Mit dem VW 411 wollte Wolfsburg auch die Käufer erreichen, die keinerlei Ambitionen zeigten, sich den Käfer zuzulegen. Dies gelang dem Passat-Vorgänger nur mäßig, in sechs Produktionsjahren fanden nur 367.728 Exemplare einen neuen Besitzer.
Volkswagen hätte zum Produktionsbeginn 1968 durchaus etwas moderneres als den luftgekühlten Boxermotor im Heck liefern können. Doch tat sich der Konzern in den Jahren unter Nordhoff als Chef schwer, zeitgemäßeres zu entwickeln, verkauften sich doch Bully und Käfer mit eben diesem Antriebskonzept ausreichend gut. Um jedoch im Konkurrenz-Vergleich ausreichend Kofferraum anbieten zu können, musste der Vorderwagen lang geraten – was der kritische Volksmund sogleich als „Nasenbär“ entlarvte.
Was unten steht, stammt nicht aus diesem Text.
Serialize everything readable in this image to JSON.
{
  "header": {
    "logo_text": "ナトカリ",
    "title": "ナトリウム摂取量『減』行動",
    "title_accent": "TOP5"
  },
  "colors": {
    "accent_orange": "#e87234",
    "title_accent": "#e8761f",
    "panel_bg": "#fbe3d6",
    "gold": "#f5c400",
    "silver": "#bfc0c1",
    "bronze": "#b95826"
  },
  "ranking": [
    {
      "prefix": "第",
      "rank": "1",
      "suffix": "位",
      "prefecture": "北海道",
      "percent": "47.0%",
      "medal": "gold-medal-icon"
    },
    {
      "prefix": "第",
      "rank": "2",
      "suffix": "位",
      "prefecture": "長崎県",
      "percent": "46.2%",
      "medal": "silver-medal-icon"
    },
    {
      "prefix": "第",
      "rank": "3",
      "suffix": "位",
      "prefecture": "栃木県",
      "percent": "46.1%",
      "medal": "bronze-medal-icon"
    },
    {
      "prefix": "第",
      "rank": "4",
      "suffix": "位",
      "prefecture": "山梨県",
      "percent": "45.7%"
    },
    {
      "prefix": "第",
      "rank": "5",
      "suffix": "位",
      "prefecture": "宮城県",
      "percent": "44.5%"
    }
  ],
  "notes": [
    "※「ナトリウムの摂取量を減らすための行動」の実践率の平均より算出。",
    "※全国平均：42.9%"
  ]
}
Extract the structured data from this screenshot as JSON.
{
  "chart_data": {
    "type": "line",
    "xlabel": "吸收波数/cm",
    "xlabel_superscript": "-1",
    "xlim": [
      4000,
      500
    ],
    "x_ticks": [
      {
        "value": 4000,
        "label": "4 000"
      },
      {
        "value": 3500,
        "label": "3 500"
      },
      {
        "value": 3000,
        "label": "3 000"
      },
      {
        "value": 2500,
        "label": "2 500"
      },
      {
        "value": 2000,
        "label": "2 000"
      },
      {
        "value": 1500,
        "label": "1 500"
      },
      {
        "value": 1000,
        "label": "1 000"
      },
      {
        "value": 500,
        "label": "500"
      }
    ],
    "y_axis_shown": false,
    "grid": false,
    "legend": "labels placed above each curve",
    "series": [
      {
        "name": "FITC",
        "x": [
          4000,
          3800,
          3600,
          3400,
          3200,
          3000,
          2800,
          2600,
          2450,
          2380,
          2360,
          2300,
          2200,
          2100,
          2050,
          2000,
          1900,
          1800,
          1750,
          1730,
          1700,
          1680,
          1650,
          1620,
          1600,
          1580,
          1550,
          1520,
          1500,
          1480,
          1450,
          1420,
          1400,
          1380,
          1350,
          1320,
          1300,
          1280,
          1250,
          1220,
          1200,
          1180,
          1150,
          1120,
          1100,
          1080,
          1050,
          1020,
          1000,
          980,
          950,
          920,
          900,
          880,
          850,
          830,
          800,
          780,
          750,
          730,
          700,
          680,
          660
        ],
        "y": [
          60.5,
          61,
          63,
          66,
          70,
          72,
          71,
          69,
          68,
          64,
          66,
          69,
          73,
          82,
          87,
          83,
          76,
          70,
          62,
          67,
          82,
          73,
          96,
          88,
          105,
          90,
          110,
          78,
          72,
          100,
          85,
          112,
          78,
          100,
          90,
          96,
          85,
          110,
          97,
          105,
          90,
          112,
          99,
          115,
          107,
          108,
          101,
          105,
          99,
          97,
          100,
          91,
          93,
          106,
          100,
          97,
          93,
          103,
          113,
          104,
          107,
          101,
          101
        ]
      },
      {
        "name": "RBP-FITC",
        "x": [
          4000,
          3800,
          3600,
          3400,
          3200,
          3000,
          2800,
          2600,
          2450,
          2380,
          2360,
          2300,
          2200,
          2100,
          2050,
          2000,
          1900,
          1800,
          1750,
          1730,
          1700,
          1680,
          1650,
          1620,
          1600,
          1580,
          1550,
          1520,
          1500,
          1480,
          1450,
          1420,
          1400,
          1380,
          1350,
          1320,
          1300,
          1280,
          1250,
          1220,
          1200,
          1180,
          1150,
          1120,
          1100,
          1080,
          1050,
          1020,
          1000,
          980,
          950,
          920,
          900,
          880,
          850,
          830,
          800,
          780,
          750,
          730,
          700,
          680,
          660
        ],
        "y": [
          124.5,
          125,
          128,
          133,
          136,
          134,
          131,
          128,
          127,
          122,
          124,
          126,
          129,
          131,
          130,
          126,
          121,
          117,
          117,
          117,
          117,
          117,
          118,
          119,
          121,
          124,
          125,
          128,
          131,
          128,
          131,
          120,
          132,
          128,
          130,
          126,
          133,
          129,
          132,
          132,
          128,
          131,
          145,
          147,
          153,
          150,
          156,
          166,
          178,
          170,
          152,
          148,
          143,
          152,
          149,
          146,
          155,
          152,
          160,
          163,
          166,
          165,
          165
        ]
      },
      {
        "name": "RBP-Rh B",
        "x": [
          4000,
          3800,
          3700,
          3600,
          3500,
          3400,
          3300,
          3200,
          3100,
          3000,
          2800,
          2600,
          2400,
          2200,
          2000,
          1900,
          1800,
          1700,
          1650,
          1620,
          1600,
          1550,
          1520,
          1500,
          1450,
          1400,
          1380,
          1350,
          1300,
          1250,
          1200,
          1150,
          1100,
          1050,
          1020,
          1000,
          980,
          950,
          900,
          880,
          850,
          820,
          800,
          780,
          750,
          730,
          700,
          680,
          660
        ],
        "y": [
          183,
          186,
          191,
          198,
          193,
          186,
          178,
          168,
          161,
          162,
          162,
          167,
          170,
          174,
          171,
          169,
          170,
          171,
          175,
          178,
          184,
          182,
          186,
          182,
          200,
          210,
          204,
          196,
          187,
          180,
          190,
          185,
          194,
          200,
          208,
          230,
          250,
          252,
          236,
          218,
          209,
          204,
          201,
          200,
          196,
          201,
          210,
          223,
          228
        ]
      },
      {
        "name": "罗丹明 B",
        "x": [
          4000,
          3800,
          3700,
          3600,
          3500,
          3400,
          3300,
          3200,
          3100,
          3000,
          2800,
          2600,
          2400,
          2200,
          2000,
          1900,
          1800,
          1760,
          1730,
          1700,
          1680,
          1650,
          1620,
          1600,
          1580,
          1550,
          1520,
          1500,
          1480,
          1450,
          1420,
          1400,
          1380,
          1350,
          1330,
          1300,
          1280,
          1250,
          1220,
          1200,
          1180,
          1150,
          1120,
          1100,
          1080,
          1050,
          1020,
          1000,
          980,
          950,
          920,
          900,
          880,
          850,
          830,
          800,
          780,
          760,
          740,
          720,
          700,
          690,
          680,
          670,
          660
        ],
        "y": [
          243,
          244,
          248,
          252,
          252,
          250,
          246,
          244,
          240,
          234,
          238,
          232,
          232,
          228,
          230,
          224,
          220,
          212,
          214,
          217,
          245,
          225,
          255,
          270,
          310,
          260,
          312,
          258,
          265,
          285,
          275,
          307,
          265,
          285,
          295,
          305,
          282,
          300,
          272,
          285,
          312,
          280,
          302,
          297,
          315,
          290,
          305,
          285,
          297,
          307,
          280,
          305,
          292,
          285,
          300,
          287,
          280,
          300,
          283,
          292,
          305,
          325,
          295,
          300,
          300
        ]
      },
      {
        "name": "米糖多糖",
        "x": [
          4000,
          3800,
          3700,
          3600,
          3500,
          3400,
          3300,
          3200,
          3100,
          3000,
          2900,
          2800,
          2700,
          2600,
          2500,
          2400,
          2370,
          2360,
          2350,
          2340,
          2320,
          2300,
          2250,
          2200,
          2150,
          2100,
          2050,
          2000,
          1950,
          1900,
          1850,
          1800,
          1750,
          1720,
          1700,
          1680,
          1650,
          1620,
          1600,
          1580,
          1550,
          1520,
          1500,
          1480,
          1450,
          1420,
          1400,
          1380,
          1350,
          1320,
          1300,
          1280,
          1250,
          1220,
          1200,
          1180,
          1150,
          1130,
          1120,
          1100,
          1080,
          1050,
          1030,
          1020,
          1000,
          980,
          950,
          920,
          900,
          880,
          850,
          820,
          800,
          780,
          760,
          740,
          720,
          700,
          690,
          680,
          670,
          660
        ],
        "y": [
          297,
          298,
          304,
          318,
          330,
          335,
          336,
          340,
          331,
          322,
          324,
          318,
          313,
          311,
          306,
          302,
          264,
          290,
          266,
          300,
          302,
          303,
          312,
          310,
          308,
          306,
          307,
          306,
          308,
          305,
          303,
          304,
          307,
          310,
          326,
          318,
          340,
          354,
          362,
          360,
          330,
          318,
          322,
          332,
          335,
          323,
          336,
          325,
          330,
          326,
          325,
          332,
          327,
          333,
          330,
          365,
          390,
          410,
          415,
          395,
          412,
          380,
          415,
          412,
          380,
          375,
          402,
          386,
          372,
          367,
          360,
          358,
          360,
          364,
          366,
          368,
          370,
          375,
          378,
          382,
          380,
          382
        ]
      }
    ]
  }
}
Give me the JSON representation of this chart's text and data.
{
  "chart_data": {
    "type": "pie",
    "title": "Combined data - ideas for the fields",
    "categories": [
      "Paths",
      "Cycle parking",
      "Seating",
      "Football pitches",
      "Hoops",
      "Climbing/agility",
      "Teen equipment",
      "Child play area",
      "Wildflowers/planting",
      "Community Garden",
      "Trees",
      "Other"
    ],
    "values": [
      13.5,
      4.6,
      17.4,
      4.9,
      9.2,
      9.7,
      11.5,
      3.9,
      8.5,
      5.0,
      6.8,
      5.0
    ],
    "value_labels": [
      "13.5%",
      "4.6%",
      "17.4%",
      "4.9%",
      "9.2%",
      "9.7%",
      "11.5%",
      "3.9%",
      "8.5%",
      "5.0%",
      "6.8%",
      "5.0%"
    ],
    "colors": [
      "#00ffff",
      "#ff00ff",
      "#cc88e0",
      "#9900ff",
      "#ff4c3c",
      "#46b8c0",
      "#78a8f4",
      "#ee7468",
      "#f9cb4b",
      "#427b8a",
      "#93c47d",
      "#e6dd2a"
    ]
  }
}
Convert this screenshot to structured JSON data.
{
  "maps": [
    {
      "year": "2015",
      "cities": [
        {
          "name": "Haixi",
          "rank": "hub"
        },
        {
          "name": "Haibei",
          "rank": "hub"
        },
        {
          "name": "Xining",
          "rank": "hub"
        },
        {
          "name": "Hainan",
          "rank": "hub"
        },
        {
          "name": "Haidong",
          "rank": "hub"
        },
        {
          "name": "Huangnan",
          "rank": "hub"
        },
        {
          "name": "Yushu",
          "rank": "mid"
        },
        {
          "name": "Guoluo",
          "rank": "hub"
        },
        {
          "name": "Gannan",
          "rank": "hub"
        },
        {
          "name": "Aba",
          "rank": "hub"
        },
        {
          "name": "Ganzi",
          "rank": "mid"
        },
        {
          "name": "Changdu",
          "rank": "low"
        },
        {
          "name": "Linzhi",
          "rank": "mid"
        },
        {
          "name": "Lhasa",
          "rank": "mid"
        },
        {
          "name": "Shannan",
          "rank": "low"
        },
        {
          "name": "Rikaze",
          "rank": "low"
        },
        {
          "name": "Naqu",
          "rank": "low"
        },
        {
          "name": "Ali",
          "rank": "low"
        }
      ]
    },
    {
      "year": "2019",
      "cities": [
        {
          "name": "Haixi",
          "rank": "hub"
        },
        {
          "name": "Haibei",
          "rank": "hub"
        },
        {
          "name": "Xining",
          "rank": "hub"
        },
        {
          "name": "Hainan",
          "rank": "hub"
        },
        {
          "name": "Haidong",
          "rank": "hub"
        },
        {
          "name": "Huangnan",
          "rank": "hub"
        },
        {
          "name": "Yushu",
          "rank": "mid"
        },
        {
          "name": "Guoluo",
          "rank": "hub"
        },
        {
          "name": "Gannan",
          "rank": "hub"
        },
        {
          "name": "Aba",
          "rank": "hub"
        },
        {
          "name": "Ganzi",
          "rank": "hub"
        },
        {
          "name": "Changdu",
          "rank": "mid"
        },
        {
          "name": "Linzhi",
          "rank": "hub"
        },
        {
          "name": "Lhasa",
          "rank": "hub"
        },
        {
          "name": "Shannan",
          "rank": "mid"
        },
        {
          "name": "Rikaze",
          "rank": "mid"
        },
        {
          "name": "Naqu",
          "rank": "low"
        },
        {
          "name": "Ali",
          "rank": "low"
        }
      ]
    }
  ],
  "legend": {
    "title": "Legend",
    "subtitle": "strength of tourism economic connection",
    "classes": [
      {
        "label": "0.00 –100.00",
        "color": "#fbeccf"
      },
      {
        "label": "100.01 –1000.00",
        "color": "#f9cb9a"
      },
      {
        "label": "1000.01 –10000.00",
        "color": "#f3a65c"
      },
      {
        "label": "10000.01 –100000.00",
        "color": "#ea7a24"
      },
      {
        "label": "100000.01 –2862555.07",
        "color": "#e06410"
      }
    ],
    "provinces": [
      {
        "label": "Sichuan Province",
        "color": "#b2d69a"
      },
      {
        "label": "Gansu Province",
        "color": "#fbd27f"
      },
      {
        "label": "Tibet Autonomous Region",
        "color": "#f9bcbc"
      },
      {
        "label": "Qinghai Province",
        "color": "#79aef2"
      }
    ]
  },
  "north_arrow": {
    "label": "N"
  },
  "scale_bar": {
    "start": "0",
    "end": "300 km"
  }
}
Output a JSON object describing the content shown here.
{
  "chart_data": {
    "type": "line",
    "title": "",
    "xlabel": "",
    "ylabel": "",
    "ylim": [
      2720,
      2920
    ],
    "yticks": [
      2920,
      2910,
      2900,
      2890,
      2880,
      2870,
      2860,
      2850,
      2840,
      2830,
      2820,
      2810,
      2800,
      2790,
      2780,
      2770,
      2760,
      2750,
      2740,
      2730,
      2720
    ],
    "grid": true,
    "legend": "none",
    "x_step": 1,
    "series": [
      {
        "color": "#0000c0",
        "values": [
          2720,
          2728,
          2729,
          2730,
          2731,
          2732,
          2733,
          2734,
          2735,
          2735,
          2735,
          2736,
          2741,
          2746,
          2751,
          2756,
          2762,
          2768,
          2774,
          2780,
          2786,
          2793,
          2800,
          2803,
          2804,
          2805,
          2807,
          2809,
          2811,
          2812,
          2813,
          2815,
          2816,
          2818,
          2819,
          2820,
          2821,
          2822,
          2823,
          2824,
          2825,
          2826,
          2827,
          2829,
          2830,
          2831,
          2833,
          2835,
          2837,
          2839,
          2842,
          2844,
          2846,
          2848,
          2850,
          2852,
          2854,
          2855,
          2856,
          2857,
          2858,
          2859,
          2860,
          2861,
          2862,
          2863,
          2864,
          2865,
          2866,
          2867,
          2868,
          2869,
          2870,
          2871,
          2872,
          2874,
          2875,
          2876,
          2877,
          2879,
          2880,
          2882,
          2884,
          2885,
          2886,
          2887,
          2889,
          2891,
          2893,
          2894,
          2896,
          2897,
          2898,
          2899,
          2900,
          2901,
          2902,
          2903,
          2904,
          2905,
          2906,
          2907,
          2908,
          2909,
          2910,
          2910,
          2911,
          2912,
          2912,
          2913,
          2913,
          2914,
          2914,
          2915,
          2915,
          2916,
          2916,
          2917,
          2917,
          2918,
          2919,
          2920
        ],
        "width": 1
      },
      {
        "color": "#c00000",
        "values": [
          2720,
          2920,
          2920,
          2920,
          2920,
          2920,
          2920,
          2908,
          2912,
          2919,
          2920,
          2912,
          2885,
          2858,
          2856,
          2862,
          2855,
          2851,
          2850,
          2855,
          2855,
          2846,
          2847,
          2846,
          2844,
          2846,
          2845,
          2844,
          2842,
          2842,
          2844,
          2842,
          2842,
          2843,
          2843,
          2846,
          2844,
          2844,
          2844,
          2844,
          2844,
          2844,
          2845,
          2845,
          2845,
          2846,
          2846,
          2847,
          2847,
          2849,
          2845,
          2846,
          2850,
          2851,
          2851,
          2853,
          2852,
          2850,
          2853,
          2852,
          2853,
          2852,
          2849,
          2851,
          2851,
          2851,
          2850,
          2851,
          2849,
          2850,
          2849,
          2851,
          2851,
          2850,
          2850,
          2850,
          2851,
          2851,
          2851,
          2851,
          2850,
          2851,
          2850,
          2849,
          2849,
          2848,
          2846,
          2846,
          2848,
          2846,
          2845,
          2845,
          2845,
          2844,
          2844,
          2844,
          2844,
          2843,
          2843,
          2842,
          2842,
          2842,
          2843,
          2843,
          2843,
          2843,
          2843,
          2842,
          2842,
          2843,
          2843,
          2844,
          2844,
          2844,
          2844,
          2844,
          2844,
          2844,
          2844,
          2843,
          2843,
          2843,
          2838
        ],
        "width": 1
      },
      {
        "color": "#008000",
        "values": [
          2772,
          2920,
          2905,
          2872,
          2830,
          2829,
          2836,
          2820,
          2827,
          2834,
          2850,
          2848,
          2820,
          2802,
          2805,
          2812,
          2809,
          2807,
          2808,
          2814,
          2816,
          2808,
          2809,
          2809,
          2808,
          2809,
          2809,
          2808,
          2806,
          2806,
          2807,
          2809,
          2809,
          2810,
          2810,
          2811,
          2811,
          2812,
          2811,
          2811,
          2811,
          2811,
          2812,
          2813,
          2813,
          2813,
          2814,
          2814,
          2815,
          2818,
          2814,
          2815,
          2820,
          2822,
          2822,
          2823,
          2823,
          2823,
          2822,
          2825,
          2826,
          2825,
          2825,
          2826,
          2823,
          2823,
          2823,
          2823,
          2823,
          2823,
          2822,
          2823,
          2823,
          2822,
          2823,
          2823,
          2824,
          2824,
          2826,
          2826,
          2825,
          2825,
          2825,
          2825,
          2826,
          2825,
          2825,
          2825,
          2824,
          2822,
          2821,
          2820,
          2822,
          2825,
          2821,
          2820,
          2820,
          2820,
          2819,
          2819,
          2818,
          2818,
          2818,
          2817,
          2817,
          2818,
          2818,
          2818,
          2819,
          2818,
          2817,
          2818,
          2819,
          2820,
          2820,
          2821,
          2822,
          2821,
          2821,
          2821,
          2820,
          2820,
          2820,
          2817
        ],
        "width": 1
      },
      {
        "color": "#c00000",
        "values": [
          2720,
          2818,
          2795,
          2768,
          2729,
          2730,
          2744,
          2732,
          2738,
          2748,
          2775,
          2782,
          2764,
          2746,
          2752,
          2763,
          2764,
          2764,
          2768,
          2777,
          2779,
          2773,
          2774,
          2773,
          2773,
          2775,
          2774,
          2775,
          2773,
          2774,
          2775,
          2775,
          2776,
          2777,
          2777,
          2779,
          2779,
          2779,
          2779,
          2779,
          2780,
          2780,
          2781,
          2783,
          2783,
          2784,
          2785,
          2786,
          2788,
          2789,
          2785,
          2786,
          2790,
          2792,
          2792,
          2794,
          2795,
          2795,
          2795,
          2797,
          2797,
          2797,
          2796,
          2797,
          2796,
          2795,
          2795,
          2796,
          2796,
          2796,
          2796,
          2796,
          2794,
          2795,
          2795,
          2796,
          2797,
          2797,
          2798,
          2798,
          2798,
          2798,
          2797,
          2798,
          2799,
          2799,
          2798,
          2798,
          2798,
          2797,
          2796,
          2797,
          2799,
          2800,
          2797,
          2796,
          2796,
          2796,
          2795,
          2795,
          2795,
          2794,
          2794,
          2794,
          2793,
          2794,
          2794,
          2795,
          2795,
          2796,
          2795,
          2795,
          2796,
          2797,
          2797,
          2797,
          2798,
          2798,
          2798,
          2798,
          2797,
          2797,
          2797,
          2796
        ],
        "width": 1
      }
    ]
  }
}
Unter dem dank Ausschäumung und fehlenden Innenkotflügeln extrem rostfreudigen Blechs litt der VW 411 stets und schwer. Die ohnehin nur mäßige Beliebtheit und der starke Wertverlust sorgte dafür, dass aus defekten Gebrauchtwagen schnell in den VW-Bus 411 Motoren gelangten und auch in den 914-Volkssportwagen von VW und Porsche 411-Aggregate Einzug hielten. Zudem waren die VW-Werkstätten oft mit der Benzineinspritzung vom Typ Bosch D-Jetronic in den 411 E und 412 E überfordert. Die Verbräuche standen ohnehin jenseits von gut und sehr nahe bei böse, 12,5 Liter durften es immer sein, mit Automatik standen auch derer 14 ohne weiteres an. Immerhin waren die Motoren komplette Neukonstruktionen, die nicht mehr unter den Käfer-Problemen mit der Kühlung litten, jedoch höheren Dauerleistungen auch nicht gewachsen waren. Im Jahr 2001 belief sich der deutsche Fahrzeugbestand beim Typ 411 auf geringe 113 Zweitürer, 138 Viertürer und 299 Variant, im ganzen also nicht als 550 Fahrzeuge.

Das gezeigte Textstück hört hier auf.